I wrung the shirt tightly, expelling water and dirt from it, my knuckles turning white with the effort.

“If there is a god,” I hissed through my clenched teeth, “then I think he hates us all.”

Monika had been wringing her own shirt in the soapy water, weakly and distractedly, but as I spoke, she stopped and looked in my direction. She froze, turning pale, blood draining from herface instantly. At first, I thought this was because of what I had said. But if it were, she would have argued with me or deflected to a different topic, as she had done countless times in the past. Which made me realise two things. Firstly, there was someone or something dangerous behind me. And secondly, distracted as I was, I hadn’t brought my bow.

The back of my neck tingled as if exposed to a gush of freezing air, every muscle in my body tensing.

“Well, hello there, pretty darlings.” A leering, male voice drifted towards me. “Stand up slowly, both of you.”

We did, and I turned around in doing so. There were two of them, two men in their late thirties with hair cropped short. They wore bikers’ clothes, all leather. They had hunting rifles pointed in our direction. I had never been held at gunpoint before and felt a ripple of dark excitement run through me. The end of everything, so comforting and mysterious, a mere pull of a finger away. My heart thrummed in my ears, and I had to fight off an unhinged desire to laugh.

“Woooow! You-are-A-beauty!” the slightly taller man drawled appreciatively as his eyes crawled over me.

Not quite knowing what compelled me to do so, I raised my eyebrows at him cockily, as if wanting to ask him to stop stating the obvious. In a disassociated manner, I noted that his English was accented. He was Dutch, perhaps, or somewhere from that region.

“And you’ll be mine! What a lucky man I am!”

He was broad-shouldered and strong. Still, I imagined Einar snapping that short, pudgy neck with ease just for its owner speaking those words. I felt a misplaced smile tug at the corners of my mouth, the swelling of pride when thinking about the only man who could rightfully claim what the Dutchman just had. With that, the synapses of my brain began to function in their proper order again and belatedly I realised that Einar wasn’tthere to save us and that, to put it simply, we were utterly screwed.

“Like hell I will,” I spat out angrily, and to my great surprise, my voice didn’t shake.

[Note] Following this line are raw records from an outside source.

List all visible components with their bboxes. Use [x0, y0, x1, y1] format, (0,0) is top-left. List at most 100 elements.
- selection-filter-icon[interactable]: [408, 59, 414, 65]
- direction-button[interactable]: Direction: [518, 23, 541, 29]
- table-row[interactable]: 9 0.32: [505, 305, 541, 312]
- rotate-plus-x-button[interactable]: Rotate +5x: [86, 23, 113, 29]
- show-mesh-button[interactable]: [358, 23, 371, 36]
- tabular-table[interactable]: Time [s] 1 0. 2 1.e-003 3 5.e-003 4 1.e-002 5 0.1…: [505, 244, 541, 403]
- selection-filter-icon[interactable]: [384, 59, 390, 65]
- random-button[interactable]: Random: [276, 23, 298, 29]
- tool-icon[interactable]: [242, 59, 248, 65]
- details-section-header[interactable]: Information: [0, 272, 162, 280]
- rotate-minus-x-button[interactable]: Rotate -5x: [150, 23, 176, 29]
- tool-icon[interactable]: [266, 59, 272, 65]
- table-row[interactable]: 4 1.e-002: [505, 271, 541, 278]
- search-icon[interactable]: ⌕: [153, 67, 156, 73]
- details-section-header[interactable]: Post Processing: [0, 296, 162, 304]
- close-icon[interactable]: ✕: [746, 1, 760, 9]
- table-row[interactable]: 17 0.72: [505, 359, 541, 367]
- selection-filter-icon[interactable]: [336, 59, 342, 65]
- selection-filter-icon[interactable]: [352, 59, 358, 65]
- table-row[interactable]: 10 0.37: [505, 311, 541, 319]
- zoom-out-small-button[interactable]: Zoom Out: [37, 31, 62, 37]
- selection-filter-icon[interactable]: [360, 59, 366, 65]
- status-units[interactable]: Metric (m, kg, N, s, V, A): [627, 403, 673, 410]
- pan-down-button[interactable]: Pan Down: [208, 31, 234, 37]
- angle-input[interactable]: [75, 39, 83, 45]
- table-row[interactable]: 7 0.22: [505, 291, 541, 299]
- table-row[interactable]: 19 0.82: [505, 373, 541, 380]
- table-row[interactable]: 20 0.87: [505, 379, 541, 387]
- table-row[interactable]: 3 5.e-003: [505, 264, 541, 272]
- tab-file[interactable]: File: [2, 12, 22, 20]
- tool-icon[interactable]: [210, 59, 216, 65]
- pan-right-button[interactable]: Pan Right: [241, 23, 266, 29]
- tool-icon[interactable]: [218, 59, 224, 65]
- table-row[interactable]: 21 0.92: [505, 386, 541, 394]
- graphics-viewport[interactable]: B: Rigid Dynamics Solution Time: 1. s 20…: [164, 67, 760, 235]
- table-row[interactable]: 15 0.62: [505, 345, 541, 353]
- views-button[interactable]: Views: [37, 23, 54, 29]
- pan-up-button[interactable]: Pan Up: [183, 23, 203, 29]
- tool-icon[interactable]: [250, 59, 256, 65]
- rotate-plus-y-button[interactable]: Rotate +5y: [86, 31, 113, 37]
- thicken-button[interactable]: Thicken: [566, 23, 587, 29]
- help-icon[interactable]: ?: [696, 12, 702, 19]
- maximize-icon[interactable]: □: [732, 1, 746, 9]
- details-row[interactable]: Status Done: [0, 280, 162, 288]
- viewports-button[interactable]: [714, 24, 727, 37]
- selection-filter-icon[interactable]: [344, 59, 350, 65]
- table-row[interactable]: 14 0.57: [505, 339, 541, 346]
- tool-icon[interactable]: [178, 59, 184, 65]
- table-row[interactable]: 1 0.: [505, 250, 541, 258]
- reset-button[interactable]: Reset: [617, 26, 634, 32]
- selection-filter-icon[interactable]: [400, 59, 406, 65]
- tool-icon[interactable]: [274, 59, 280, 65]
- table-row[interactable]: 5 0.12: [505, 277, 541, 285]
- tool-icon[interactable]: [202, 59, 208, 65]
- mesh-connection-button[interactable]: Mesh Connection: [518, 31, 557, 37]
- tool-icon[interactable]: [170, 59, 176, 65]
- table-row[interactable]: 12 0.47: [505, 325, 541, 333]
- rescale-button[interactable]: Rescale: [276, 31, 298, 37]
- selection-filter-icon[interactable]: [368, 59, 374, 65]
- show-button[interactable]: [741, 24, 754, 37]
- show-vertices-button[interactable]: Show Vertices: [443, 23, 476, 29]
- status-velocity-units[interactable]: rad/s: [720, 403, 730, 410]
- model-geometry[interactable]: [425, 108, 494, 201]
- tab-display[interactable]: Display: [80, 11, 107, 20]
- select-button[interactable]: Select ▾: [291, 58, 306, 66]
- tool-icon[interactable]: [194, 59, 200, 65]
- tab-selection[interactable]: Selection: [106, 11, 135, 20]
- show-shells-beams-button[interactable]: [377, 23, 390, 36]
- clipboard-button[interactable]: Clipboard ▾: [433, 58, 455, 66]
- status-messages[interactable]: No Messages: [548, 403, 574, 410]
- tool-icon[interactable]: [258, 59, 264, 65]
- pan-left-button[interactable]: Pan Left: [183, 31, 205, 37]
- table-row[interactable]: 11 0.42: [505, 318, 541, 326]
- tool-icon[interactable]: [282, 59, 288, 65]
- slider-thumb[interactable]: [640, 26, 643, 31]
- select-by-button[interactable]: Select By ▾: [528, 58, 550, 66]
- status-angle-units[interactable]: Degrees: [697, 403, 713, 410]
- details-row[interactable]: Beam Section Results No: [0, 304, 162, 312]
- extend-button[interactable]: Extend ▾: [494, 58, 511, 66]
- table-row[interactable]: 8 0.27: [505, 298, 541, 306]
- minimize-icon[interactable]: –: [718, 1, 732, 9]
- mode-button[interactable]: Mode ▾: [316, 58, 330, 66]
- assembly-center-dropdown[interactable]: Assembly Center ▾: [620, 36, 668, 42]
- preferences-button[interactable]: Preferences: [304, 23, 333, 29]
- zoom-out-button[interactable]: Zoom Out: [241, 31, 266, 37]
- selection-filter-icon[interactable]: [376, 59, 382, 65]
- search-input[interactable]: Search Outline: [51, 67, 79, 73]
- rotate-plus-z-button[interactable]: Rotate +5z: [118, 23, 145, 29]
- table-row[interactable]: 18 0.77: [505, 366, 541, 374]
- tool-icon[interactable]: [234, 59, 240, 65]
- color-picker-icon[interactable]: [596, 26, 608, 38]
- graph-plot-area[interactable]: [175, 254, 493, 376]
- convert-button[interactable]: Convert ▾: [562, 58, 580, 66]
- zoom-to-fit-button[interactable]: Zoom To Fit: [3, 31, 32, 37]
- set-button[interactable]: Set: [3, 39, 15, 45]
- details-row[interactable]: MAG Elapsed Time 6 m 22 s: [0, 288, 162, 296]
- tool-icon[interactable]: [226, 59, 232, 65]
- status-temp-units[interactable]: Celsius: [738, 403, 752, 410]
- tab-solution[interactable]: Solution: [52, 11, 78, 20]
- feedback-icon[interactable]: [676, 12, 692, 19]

The man chuckled, revealing a set of large, yellowed teeth.

“Feisty. I like that.”

“The other one is cute as hell too,” his smaller, more rotund partner remarked. “And a lot meeker. I’ll be happy with her. Come here, darling, don’t be scared.” He stepped forward.

I tried to shelter Monika behind me, awkwardly so due to her lanky height. I raised my palms towards our assailants, gesturing for them to stop. To my surprise, they did.

“Look, how about this,” I spoke firmly in as commanding a way as I was able under the circumstances. “Let her go and then you can both have me, willingly. Or unwillingly. Whichever you prefer. You let her go and I’ll be whatever you want me to be.”